Non-competitive NMDA receptor antagonists, such as MK-801, are shown to produce complex symptoms that mimic positive and negative symptoms, as well as the cognitive deficits of schizophrenia. MK-801 (hydrogen maleate) impairs learning and memory functions that depend on the hippocampus and the amygdala. MK-801 also produces various effects on rodent behavior including deficits in sensory processing, hyperactivity, stereotypy and ataxia. Antipsychotic drugs, such as clozapine, used in the treatment of schizophrenia have been shown to improve MK-801 induced cognitive impairment in mice.
C57Bl/6 mice were injected with 0.2 mg/kg MK-801 and immediately analyzed.
Figure 1: Open field test. A: Distance traversed of MK-801-treated animals compared to sham treated control (CTRL) B: Hyperactivity level of MK-801-treated animals compared to sham treated control. Mean ± SEM; Two-way ANOVA with Bonferroni’s post hoc test. *p<0.05; **p<0.01; ***p<0.001.
Amphetamine (AMPH) or Phencyclidine (PCP) Treated Rat Model
The most widely validated animal models of the positive, negative and cognitive symptoms of schizophrenia involve administration of the dopamine-releasing drug, d-amphetamine in combination with the benzodiazepine Chlordiazepoxide (AMPH) or an open channel NMDA receptor blocker, phencyclidine (PCP). Pretreatment with Clozapine (CZP) can reverse the observed effects.

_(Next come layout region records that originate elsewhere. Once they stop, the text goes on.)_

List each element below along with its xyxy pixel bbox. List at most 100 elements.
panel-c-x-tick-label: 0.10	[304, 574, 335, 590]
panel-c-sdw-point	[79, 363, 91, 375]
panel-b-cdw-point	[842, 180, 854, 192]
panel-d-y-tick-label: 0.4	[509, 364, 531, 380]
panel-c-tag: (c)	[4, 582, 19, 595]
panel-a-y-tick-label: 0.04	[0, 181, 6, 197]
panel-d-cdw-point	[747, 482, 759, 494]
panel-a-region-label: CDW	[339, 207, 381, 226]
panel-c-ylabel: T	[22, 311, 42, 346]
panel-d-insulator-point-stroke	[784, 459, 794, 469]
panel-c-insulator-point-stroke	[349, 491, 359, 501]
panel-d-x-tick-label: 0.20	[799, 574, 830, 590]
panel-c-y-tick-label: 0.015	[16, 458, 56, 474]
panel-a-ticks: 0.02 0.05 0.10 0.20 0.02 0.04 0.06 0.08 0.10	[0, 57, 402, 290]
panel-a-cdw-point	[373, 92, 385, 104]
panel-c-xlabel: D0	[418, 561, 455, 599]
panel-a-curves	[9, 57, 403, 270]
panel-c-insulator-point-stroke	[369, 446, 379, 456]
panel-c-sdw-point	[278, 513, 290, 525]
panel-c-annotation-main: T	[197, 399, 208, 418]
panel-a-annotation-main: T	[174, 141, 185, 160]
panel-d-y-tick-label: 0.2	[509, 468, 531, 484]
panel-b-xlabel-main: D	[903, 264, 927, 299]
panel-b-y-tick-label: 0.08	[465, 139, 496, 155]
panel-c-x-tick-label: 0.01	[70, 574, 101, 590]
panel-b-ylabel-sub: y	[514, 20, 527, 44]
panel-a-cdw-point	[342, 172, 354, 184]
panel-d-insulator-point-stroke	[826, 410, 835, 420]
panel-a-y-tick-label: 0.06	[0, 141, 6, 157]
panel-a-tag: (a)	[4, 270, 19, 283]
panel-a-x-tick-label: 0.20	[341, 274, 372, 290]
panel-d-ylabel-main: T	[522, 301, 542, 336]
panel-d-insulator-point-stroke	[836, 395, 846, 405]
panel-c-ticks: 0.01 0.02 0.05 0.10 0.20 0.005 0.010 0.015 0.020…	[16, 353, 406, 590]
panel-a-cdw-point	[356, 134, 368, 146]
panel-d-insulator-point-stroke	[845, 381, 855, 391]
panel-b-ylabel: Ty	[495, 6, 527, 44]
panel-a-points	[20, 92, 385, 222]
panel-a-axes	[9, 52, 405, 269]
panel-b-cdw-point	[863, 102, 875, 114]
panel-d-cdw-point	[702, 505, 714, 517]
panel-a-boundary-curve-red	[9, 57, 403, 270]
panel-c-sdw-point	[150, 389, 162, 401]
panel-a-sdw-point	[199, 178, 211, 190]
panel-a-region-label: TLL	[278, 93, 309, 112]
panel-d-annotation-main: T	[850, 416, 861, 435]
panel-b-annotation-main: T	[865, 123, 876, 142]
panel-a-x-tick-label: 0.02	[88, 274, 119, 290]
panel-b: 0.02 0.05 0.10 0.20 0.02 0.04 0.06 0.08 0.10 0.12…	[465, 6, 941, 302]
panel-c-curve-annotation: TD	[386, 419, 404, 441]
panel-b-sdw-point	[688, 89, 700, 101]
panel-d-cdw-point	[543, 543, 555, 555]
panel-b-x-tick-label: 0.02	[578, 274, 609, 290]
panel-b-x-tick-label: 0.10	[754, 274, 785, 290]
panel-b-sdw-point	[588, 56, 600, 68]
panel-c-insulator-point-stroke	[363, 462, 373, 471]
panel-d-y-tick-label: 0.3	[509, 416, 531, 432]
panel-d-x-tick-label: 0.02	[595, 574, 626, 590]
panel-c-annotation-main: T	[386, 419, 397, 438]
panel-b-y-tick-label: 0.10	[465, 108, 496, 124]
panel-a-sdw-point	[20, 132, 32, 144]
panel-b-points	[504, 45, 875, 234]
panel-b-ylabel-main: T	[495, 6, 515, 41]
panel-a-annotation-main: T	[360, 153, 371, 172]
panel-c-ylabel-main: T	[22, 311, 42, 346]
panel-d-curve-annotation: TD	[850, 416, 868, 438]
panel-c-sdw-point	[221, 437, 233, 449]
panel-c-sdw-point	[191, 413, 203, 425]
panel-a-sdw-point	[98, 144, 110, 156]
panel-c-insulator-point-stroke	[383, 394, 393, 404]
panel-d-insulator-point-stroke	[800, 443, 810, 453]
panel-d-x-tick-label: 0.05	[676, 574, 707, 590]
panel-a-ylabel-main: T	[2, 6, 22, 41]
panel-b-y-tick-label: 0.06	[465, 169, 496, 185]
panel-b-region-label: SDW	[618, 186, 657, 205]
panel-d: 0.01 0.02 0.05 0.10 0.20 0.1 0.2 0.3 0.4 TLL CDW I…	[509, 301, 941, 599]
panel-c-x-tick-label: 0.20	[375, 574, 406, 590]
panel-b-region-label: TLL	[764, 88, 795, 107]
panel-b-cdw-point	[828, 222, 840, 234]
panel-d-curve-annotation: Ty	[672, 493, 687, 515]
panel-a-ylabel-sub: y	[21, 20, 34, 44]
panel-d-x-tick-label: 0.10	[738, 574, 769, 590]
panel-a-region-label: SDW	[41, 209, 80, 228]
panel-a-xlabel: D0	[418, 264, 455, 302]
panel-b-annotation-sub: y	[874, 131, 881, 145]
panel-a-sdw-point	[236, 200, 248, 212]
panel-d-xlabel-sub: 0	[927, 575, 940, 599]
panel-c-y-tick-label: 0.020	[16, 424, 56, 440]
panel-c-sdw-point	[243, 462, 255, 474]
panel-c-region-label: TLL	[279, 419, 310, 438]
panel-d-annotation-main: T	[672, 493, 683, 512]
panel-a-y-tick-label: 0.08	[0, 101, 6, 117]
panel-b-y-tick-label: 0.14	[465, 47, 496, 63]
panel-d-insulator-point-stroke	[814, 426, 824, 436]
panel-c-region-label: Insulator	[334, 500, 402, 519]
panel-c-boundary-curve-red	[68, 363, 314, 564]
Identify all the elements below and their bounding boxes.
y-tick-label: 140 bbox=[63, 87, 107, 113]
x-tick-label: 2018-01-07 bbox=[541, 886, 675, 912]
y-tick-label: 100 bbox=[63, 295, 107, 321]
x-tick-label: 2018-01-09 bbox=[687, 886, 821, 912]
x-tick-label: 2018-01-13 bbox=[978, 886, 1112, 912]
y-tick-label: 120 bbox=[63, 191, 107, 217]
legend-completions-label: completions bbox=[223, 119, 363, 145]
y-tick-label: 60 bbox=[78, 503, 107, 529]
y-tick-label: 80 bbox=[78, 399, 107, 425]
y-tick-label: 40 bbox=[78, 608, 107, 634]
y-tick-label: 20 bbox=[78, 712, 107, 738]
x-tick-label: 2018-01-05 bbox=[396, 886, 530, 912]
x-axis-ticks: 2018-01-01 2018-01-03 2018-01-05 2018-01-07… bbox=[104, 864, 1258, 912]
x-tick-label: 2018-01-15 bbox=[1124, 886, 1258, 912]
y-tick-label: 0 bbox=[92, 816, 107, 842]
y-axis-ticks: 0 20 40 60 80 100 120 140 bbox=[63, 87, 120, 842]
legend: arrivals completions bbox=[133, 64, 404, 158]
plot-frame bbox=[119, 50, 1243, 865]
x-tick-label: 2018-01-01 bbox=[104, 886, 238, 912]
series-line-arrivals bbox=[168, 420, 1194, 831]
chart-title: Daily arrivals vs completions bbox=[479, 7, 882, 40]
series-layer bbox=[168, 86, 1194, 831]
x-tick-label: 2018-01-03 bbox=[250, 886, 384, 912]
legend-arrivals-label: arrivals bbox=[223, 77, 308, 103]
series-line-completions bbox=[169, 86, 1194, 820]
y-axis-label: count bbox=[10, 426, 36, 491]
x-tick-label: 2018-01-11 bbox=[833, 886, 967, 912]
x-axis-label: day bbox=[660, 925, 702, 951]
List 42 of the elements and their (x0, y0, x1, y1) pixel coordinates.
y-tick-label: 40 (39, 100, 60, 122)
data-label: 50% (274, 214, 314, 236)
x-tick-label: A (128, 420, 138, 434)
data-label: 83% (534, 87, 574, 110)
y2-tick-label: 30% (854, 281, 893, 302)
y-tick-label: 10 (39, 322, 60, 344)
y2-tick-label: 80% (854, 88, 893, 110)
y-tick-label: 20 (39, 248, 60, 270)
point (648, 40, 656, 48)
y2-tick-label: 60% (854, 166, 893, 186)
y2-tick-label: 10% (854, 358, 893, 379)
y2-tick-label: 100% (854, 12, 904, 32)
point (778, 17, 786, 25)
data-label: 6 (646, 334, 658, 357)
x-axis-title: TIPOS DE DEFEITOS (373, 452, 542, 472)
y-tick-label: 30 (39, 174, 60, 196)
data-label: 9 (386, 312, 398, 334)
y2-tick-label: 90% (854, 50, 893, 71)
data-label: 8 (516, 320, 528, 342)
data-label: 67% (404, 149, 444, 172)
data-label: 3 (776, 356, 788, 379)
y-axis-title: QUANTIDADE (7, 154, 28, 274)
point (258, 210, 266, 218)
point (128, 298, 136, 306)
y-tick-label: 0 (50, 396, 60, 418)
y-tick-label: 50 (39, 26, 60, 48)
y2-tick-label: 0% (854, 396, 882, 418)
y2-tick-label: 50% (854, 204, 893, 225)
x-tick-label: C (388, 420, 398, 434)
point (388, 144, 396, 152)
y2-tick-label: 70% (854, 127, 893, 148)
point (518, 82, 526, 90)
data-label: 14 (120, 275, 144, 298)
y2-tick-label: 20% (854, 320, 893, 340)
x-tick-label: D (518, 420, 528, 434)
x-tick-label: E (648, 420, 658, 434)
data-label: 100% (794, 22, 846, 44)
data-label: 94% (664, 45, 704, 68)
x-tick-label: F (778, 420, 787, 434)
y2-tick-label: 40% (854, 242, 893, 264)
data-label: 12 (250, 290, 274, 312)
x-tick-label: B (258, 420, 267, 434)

- AMPH increases activity in the Open Field test 10 minutes after treatment
- AMPH effect can be decreased by CZP
Figure 1: Open field behavior of amphetamine (AMPH)-treated Sprague Dawley rats. A: Distance traversed in cm/5 min over time; Two-way repeated measurements ANOVA with Bonferroni‘s post hoc test. Mean ± SEM. B: distance traversed in cm/5 min, 20 minutes after start of the analyses; One-way ANOVA with Bonferroni‘s post hoc test. Mean + SEM. CTRL = Control; CTRL, AMPH, AMPH+CZP: n = 8-10 per group;. *p<0.05; **p<0.01.
- PCP increases the startle response of Sprague Dawley rats in the prepulse inhibition test, effect can be prevented by CZP
- PCP decreases prepulse inhibition of Sprague Dawley rats in the prepulse inhibition test, effect can be reversed by CZP, effect of PCP depends on prepulse intensity
Figure 2: Startle response and Prepulse inhibition of PCP-treated Sprague Dawley rats. A: Startle amplitude in gram of PCP, PCP+CZP or CZP treated animals at 120 dB; One-way ANOVA with Bonferroni‘s post hoc test. B: Prepulse inhibition in percent of vehicle-, PCP- or PCP+CZP-treated animals using 4 different dB intensities; Two-way ANOVA with Bonferroni‘s post hoc test. A,B: n = 10; Mean + SEM; **p<0.01;***p<0.001.